There are some efforts that have been made over the years. Mental Health training for police officers to help de-escalate a situation, specially-trained groups assigned to treating the homeless with serious mental health issues, temporary shelters, etc. In the end though, what Adam found is that they barely scratch the surface of the problem.
The article linked above lays out the scope of the problem. There are 200,000 people in NYC living with severe mental illness, and about 13,000 of them are homeless. The system doesn’t even begin to cover effective mental health treatment for the homeless let alone all of the other people in the city in need of treatment.
A hundred thousand city residents with severe mental illness are not receiving any mental-health treatment.
And so, when someone like Jordan Neely suffers a mental health crisis, if he’s lucky the officers who respond have been trained in mental health situations, can get him into some temporary help, and he can live until the next crisis. If he’s not lucky, he could die. He could die from his own actions, he could be killed by police response or a bystander who has no training in de-escalation.
Jordan was arrested over 40 times.

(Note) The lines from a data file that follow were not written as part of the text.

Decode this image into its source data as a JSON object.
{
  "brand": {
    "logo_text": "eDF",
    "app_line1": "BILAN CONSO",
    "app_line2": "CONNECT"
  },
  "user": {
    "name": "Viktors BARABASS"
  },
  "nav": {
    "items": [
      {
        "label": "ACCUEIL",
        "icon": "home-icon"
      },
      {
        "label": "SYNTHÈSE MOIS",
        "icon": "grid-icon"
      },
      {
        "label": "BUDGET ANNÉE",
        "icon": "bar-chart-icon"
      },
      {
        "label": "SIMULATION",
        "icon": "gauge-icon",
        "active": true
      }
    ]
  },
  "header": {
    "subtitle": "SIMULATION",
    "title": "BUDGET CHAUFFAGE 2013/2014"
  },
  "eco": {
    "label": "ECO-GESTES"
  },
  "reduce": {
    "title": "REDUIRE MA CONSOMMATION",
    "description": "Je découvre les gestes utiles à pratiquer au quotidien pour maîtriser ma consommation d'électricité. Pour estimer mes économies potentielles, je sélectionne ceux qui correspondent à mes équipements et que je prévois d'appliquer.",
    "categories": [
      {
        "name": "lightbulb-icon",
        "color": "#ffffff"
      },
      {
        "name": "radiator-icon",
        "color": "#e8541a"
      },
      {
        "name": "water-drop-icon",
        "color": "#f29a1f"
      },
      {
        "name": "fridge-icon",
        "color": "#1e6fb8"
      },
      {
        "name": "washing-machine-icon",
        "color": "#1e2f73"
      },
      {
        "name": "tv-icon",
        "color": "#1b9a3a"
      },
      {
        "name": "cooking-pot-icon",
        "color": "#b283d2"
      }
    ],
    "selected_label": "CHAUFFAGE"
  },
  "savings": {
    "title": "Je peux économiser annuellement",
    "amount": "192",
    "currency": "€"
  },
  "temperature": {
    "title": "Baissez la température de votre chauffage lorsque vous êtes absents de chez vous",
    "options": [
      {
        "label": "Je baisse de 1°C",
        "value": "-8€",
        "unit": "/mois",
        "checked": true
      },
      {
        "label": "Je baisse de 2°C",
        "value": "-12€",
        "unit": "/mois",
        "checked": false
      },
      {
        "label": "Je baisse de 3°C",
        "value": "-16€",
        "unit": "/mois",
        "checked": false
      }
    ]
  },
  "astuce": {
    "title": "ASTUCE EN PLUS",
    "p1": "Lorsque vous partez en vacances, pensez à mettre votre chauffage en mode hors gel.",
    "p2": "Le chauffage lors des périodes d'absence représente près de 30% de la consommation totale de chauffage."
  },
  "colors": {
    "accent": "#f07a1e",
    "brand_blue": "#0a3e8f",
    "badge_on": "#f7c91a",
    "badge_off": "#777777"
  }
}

He went through the revolving door at least 40 times that we know of until the door stopped revolving while he was in a full mental health meltdown on the F train a couple of weeks ago.
A lot of people have read about what happened and taken a very different approach, heaping praise on the man who killed Jordan Neely as a hero, who did the right thing by protecting the “normal” people on that train from a crazed lunatic. I tend to think that believing that requires a certain kind of stigma about mental health that places anyone having a mental health breakdown firmly into the “them” category instead of the “us” category. I also know first-hand how thin the line is between those two groups. A traumatic event can easily push someone over to the “them” side, and proper treatment can also push someone back to the “us” side, but in our discussions around serious mental illness, we don’t tend to get that full context. We tend to look at the “crazies” as people who should be avoided at all costs, lest they become dangerous, despite the fact that they are much more likely to be the victim of a crime than the perpetrator. We rarely spare a thought for their dignity and humanity. Even fewer thoughts are given to the possibility that they could get better. So, we just keep throwing these fellow human beings into the revolving door over and over again.
Who knows, maybe in the current system there really was no hope for Jordan and many like him. That’s hardly a reason to celebrate his death and the person who killed him. It should be a wake-up call about how poor our current system is and a push for systemic change. Unfortunately, that’s a serious discussion that too many people in politics are not interested in having.